Quizás Dios, ni siquiera con su infinita omnisapiencia, alcanzó a imaginar el desuso de su propósito con la humanidad y cómo el ser humano en su infinita conveniencia lo usaría para su morbosidad.

Maesta de Duccio, c. 1310

Casi todos ven la Semana Santa o Semana Mayor como un momento de vacaciones y relajo. Religiosos, agnósticos y ateos por igual disfrutan de unos días de descanso. Algunos van a procesiones, otros a la licorera. Abundan las películas más ignoradas del año, como si los productores de televisión expiaran sus pecados al transmitirlas.

Se nos olvidó incluso una de las últimas indicaciones que Jesús les dio a sus discípulos «amarse los unos a los otros», o como yo lo reconozco: el undécimo mandamiento. Después de la última cena, conmemorada en esta semana, Jesús indicó a sus once discípulos (Judas Iscariote ya se había ido) que además de no matar, robar, desear la mujer (o marido) del prójimo y otros mandamientos, debían amar a las otras personas tal y como él mismo demostró que se debía amar a la humanidad. Una mezcla de tolerancia, proximidad con el rechazado social, comprensión, aceptación de la fe sin intereses económicos.
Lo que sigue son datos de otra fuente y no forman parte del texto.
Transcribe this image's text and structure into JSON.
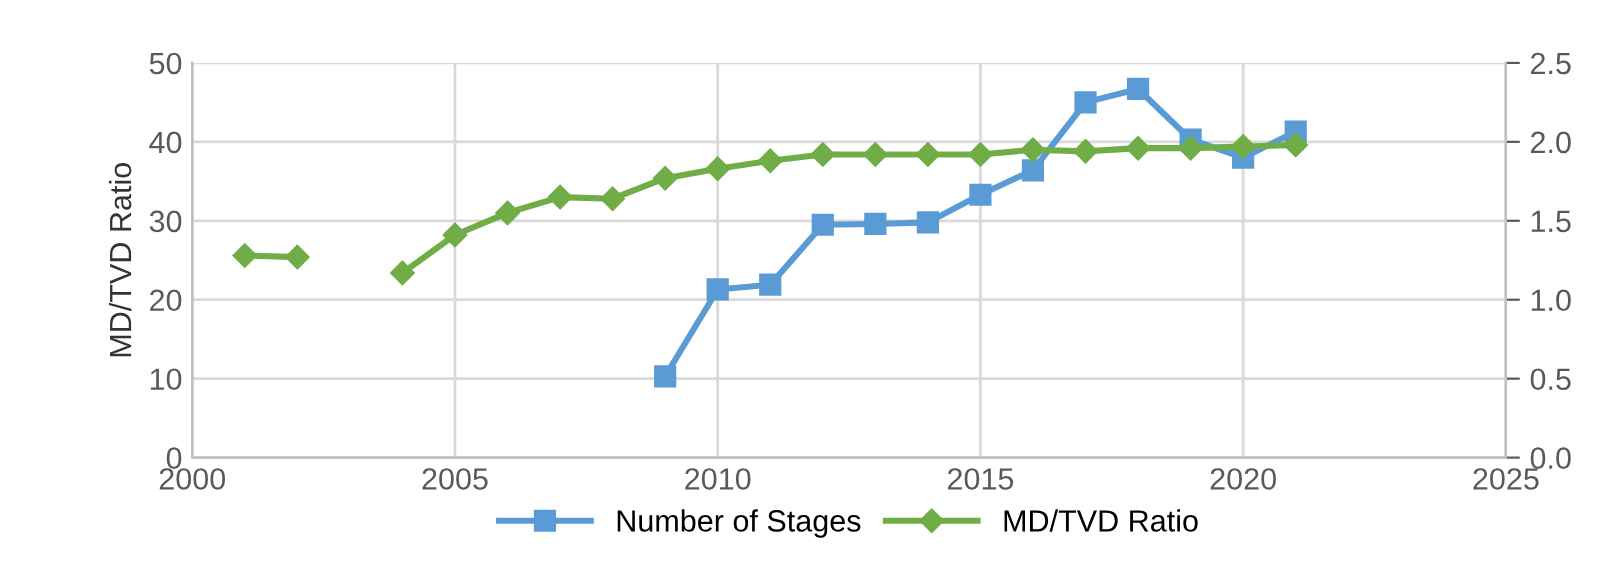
{
  "chart_data": {
    "type": "line",
    "ylabel": "MD/TVD Ratio",
    "xlim": [
      2000,
      2025
    ],
    "xticks": [
      2000,
      2005,
      2010,
      2015,
      2020,
      2025
    ],
    "ylim": [
      0,
      50
    ],
    "yticks": [
      0,
      10,
      20,
      30,
      40,
      50
    ],
    "y2lim": [
      0,
      2.5
    ],
    "y2ticks": [
      {
        "value": 0,
        "label": "0.0"
      },
      {
        "value": 0.5,
        "label": "0.5"
      },
      {
        "value": 1,
        "label": "1.0"
      },
      {
        "value": 1.5,
        "label": "1.5"
      },
      {
        "value": 2,
        "label": "2.0"
      },
      {
        "value": 2.5,
        "label": "2.5"
      }
    ],
    "grid": true,
    "legend": "bottom",
    "series": [
      {
        "name": "Number of Stages",
        "color": "#5b9bd5",
        "marker": "square",
        "x": [
          2009,
          2010,
          2011,
          2012,
          2013,
          2014,
          2015,
          2016,
          2017,
          2018,
          2019,
          2020,
          2021
        ],
        "values": [
          10.3,
          21.3,
          21.9,
          29.5,
          29.6,
          29.8,
          33.3,
          36.4,
          45,
          46.7,
          40.3,
          38,
          41.3
        ]
      },
      {
        "name": "MD/TVD Ratio",
        "color": "#70ad47",
        "marker": "diamond",
        "axis": "y2",
        "x": [
          2001,
          2002,
          2003,
          2004,
          2005,
          2006,
          2007,
          2008,
          2009,
          2010,
          2011,
          2012,
          2013,
          2014,
          2015,
          2016,
          2017,
          2018,
          2019,
          2020,
          2021
        ],
        "values": [
          1.28,
          1.27,
          null,
          1.17,
          1.41,
          1.55,
          1.65,
          1.64,
          1.77,
          1.83,
          1.88,
          1.92,
          1.92,
          1.92,
          1.92,
          1.95,
          1.94,
          1.96,
          1.96,
          1.97,
          1.98
        ]
      }
    ]
  }
}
Lastimosamente las personas entendieron que deben juzgar al que cree en algo distinto a ellos: maltratar al homosexual, beber más vino que agua, no comer carne en cuarenta días ni fornicar durante una semana. Este es un mundo muy alejado de ser ideal, aunque cada día las leyes nos han regalado un poco del libre albedrío que se nos otorgó en el principio de los tiempos. Leyes pagadas con sangre, eso sí.

En el monte de Getsemaní, Jesús le devolvió la oreja a un soldado romano mutilado por un colérico Pedro que defendía a su maestro a capa y espada. Sí, el mismo que unas horas después iba a negar tres veces. ¿Qué entendió la iglesia? Que la palabra del Señor debía ser predicada con una biblia en una mano y una espada en la otra. Torturados, ahorcados e incinerados los que se atrevían a blasfemar en contra de la fe. Ni siquiera el grandioso científico Galileo Galilei se salvó de la amenaza de la fe. Entre muchas otras atrocidades que se han presentado a través de la historia y que no mencionaré en este artículo porque no acabaría en mucho tiempo.

Qué se puede esperar entonces de un pueblo que obedece la ley y no el ejemplo, que siguen la guía de un sacerdote obligado a la castidad y pobreza perpetua mientras sus superiores resguardan lo sagrado desde el Vaticano, una ciudad de oro. También sacerdotes, pastores y líderes religiosos corruptos que a su conveniencia perdonan pecados y exigen dinero a cambio del paraíso, al mejor estilo del Fray Timoteo que podemos ver en la cómica obra de Nicolás Maquiavelo: La Mandrágora.

¿Qué esperar de un pueblo que se ahoga en sus creencias y se niega a entender a los demás? Aquellos quienes dicen tener la única y verdadera razón y religión. Aquellos quienes disfrazan su tolerancia con burlas y críticas pasivas a las prácticas inofensivas de los demás. Aquel pueblo hipócrita que justifica sus desdén por los otros pero oculta su morbo bajo la sombra del trono de oro de la iglesia que los cobija.

Pero este mundo está lejos de ser ideal, tolerancia y respeto parecen ser los nombres dados a los dos puños de cada hombre y mujer que buscan crear e imponer la ley de sus creencias, tal como la iglesia -sin importar su doctrina- les ha instruido.